– Я должен идти, – сказал он.
Она подняла взгляд от его рук с выражением, выдавшим, что, хотя это явление из ряда вон, она не удивлена. Женщина улыбнулась.
– Я не могу, – ответила она. – Я не могу тебя отпустить.
Она погасила свет и сделала то, чего еще ни разу не делала: сама опустилась на пол и положила Хокану голову на колени, прямо как раньше просила его, затем взяла его вялую ухоженную руку и гладила себя по волосам, словно играла с тряпичной куклой.
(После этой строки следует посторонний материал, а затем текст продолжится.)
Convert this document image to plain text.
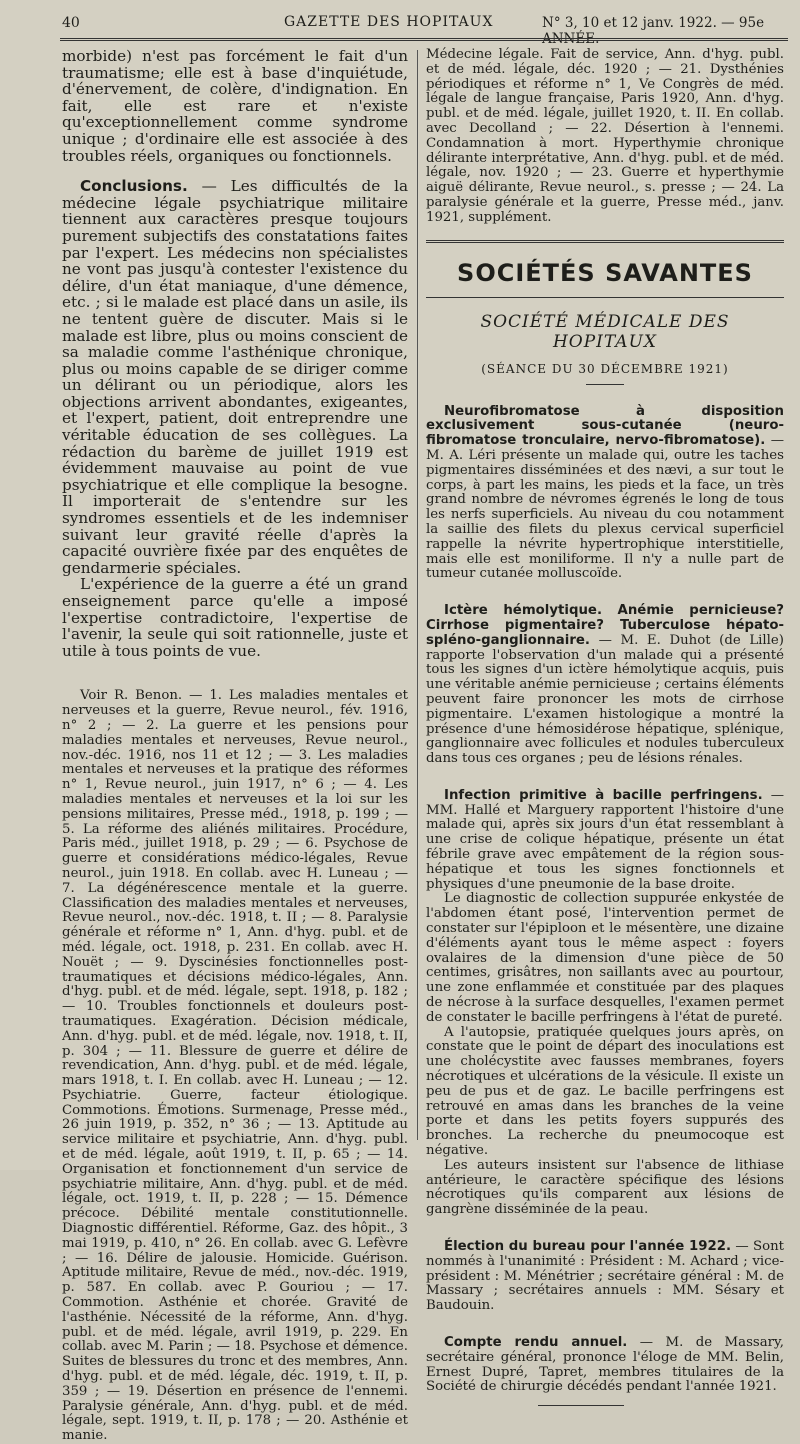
40	GAZETTE DES HOPITAUX	N° 3, 10 et 12 janv. 1922. — 95e ANNÉE.

morbide) n'est pas forcément le fait d'un traumatisme; elle est à base d'inquiétude, d'énervement, de colère, d'indignation. En fait, elle est rare et n'existe qu'exceptionnellement comme syndrome unique ; d'ordinaire elle est associée à des troubles réels, organiques ou fonctionnels.

Conclusions. — Les difficultés de la médecine légale psychiatrique militaire tiennent aux caractères presque toujours purement subjectifs des constatations faites par l'expert. Les médecins non spécialistes ne vont pas jusqu'à contester l'existence du délire, d'un état maniaque, d'une démence, etc. ; si le malade est placé dans un asile, ils ne tentent guère de discuter. Mais si le malade est libre, plus ou moins conscient de sa maladie comme l'asthénique chronique, plus ou moins capable de se diriger comme un délirant ou un périodique, alors les objections arrivent abondantes, exigeantes, et l'expert, patient, doit entreprendre une véritable éducation de ses collègues. La rédaction du barème de juillet 1919 est évidemment mauvaise au point de vue psychiatrique et elle complique la besogne. Il importerait de s'entendre sur les syndromes essentiels et de les indemniser suivant leur gravité réelle d'après la capacité ouvrière fixée par des enquêtes de gendarmerie spéciales.

L'expérience de la guerre a été un grand enseignement parce qu'elle a imposé l'expertise contradictoire, l'expertise de l'avenir, la seule qui soit rationnelle, juste et utile à tous points de vue.

Voir R. Benon. — 1. Les maladies mentales et nerveuses et la guerre, Revue neurol., fév. 1916, n° 2 ; — 2. La guerre et les pensions pour maladies mentales et nerveuses, Revue neurol., nov.-déc. 1916, nos 11 et 12 ; — 3. Les maladies mentales et nerveuses et la pratique des réformes n° 1, Revue neurol., juin 1917, n° 6 ; — 4. Les maladies mentales et nerveuses et la loi sur les pensions militaires, Presse méd., 1918, p. 199 ; — 5. La réforme des aliénés militaires. Procédure, Paris méd., juillet 1918, p. 29 ; — 6. Psychose de guerre et considérations médico-légales, Revue neurol., juin 1918. En collab. avec H. Luneau ; — 7. La dégénérescence mentale et la guerre. Classification des maladies mentales et nerveuses, Revue neurol., nov.-déc. 1918, t. II ; — 8. Paralysie générale et réforme n° 1, Ann. d'hyg. publ. et de méd. légale, oct. 1918, p. 231. En collab. avec H. Nouët ; — 9. Dyscinésies fonctionnelles post-traumatiques et décisions médico-légales, Ann. d'hyg. publ. et de méd. légale, sept. 1918, p. 182 ; — 10. Troubles fonctionnels et douleurs post-traumatiques. Exagération. Décision médicale, Ann. d'hyg. publ. et de méd. légale, nov. 1918, t. II, p. 304 ; — 11. Blessure de guerre et délire de revendication, Ann. d'hyg. publ. et de méd. légale, mars 1918, t. I. En collab. avec H. Luneau ; — 12. Psychiatrie. Guerre, facteur étiologique. Commotions. Émotions. Surmenage, Presse méd., 26 juin 1919, p. 352, n° 36 ; — 13. Aptitude au service militaire et psychiatrie, Ann. d'hyg. publ. et de méd. légale, août 1919, t. II, p. 65 ; — 14. Organisation et fonctionnement d'un service de psychiatrie militaire, Ann. d'hyg. publ. et de méd. légale, oct. 1919, t. II, p. 228 ; — 15. Démence précoce. Débilité mentale constitutionnelle. Diagnostic différentiel. Réforme, Gaz. des hôpit., 3 mai 1919, p. 410, n° 26. En collab. avec G. Lefèvre ; — 16. Délire de jalousie. Homicide. Guérison. Aptitude militaire, Revue de méd., nov.-déc. 1919, p. 587. En collab. avec P. Gouriou ; — 17. Commotion. Asthénie et chorée. Gravité de l'asthénie. Nécessité de la réforme, Ann. d'hyg. publ. et de méd. légale, avril 1919, p. 229. En collab. avec M. Parin ; — 18. Psychose et démence. Suites de blessures du tronc et des membres, Ann. d'hyg. publ. et de méd. légale, déc. 1919, t. II, p. 359 ; — 19. Désertion en présence de l'ennemi. Paralysie générale, Ann. d'hyg. publ. et de méd. légale, sept. 1919, t. II, p. 178 ; — 20. Asthénie et manie.

Médecine légale. Fait de service, Ann. d'hyg. publ. et de méd. légale, déc. 1920 ; — 21. Dysthénies périodiques et réforme n° 1, Ve Congrès de méd. légale de langue française, Paris 1920, Ann. d'hyg. publ. et de méd. légale, juillet 1920, t. II. En collab. avec Decolland ; — 22. Désertion à l'ennemi. Condamnation à mort. Hyperthymie chronique délirante interprétative, Ann. d'hyg. publ. et de méd. légale, nov. 1920 ; — 23. Guerre et hyperthymie aiguë délirante, Revue neurol., s. presse ; — 24. La paralysie générale et la guerre, Presse méd., janv. 1921, supplément.

SOCIÉTÉS SAVANTES
SOCIÉTÉ MÉDICALE DES HOPITAUX
(SÉANCE DU 30 DÉCEMBRE 1921)

Neurofibromatose à disposition exclusivement sous-cutanée (neuro-fibromatose tronculaire, nervo-fibromatose). — M. A. Léri présente un malade qui, outre les taches pigmentaires disséminées et des nævi, a sur tout le corps, à part les mains, les pieds et la face, un très grand nombre de névromes égrenés le long de tous les nerfs superficiels. Au niveau du cou notamment la saillie des filets du plexus cervical superficiel rappelle la névrite hypertrophique interstitielle, mais elle est moniliforme. Il n'y a nulle part de tumeur cutanée molluscoïde.

Ictère hémolytique. Anémie pernicieuse? Cirrhose pigmentaire? Tuberculose hépato-spléno-ganglionnaire. — M. E. Duhot (de Lille) rapporte l'observation d'un malade qui a présenté tous les signes d'un ictère hémolytique acquis, puis une véritable anémie pernicieuse ; certains éléments peuvent faire prononcer les mots de cirrhose pigmentaire. L'examen histologique a montré la présence d'une hémosidérose hépatique, splénique, ganglionnaire avec follicules et nodules tuberculeux dans tous ces organes ; peu de lésions rénales.

Infection primitive à bacille perfringens. — MM. Hallé et Marguery rapportent l'histoire d'une malade qui, après six jours d'un état ressemblant à une crise de colique hépatique, présente un état fébrile grave avec empâtement de la région sous-hépatique et tous les signes fonctionnels et physiques d'une pneumonie de la base droite.

Le diagnostic de collection suppurée enkystée de l'abdomen étant posé, l'intervention permet de constater sur l'épiploon et le mésentère, une dizaine d'éléments ayant tous le même aspect : foyers ovalaires de la dimension d'une pièce de 50 centimes, grisâtres, non saillants avec au pourtour, une zone enflammée et constituée par des plaques de nécrose à la surface desquelles, l'examen permet de constater le bacille perfringens à l'état de pureté.

A l'autopsie, pratiquée quelques jours après, on constate que le point de départ des inoculations est une cholécystite avec fausses membranes, foyers nécrotiques et ulcérations de la vésicule. Il existe un peu de pus et de gaz. Le bacille perfringens est retrouvé en amas dans les branches de la veine porte et dans les petits foyers suppurés des bronches. La recherche du pneumocoque est négative.

Les auteurs insistent sur l'absence de lithiase antérieure, le caractère spécifique des lésions nécrotiques qu'ils comparent aux lésions de gangrène disséminée de la peau.

Élection du bureau pour l'année 1922. — Sont nommés à l'unanimité : Président : M. Achard ; vice-président : M. Ménétrier ; secrétaire général : M. de Massary ; secrétaires annuels : MM. Sésary et Baudouin.

Compte rendu annuel. — M. de Massary, secrétaire général, prononce l'éloge de MM. Belin, Ernest Dupré, Tapret, membres titulaires de la Société de chirurgie décédés pendant l'année 1921.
После всех этих событий жизнь вновь пошла своим чередом. Хоть и непривычный к насилию, Хокан ломал голову над планом побега с помощью тупого ножа, выдававшегося для еды. Уверенности придавали его собственные габариты, пугавшие многих тюремщиков. Однако несколько дней спустя произошло то, что избавило Хокана от воплощения непродуманных замыслов.
Был тихий час между закрытием бара и временем, когда два охранника водили его к женщине, когда Хокан услышал, как кто-то украдкой сдвинул засов его двери. Уже эта осторожная медлительность была необычна, но еще примечательнее то, что он не слышал перед этим, как обычно, грохот двух пар сапог на лестнице. Всю ночь в Клэнгстоне свистел ветер, и теперь окна и стены тряслись и скрипели под его нарастающим натиском. Засов замедлился – очевидно, чтобы не щелкнуть в конце пути. Тишина. Хокан взял книгу – чтобы держаться хоть за что-то твердое.
Дверь открылась, а стоял за ней израненный, исцарапанный и все еще нагой толстяк. Его левая скула распухла и сомкнулась с воспаленной бровью, пряча глаз в пышно-пурпурной коже. Порезы, ожоги и синяки по всему телу, ноги изуродованы раскаленной пустыней. Он уставился на Хокана единственным глазом и улыбнулся, обнажив недавно обломанные зубы. Затем, приложив указательный палец к растресканным губам, отошел от двери и показал на лестницу.
– Иди, – шепнул он.
Хокан недоуменно уставился в ответ.
– Иди, – повторил он. – Иди живо. Иди. Быстро.
Хокан забрал ботинки, прошел мимо толстяка, чья злорадная улыбка переросла в безобразный немой смех, спустился на цыпочках по ступенькам, прошел через бар и за дверь, помешкав на пороге, и, как только ступил на равнину, побежал.
Рассвет был лишь догадкой, верной, но еще не воплотившейся, и Хокан бежал ему навстречу, приковав взгляд к далекой точке, которая, не сомневался он, скоро покраснеет, указав ему прямую дорогу к брату. Крепкий ветер в спину – добрый знак: ободряющая рука, толкающая вперед и при этом заметающая следы.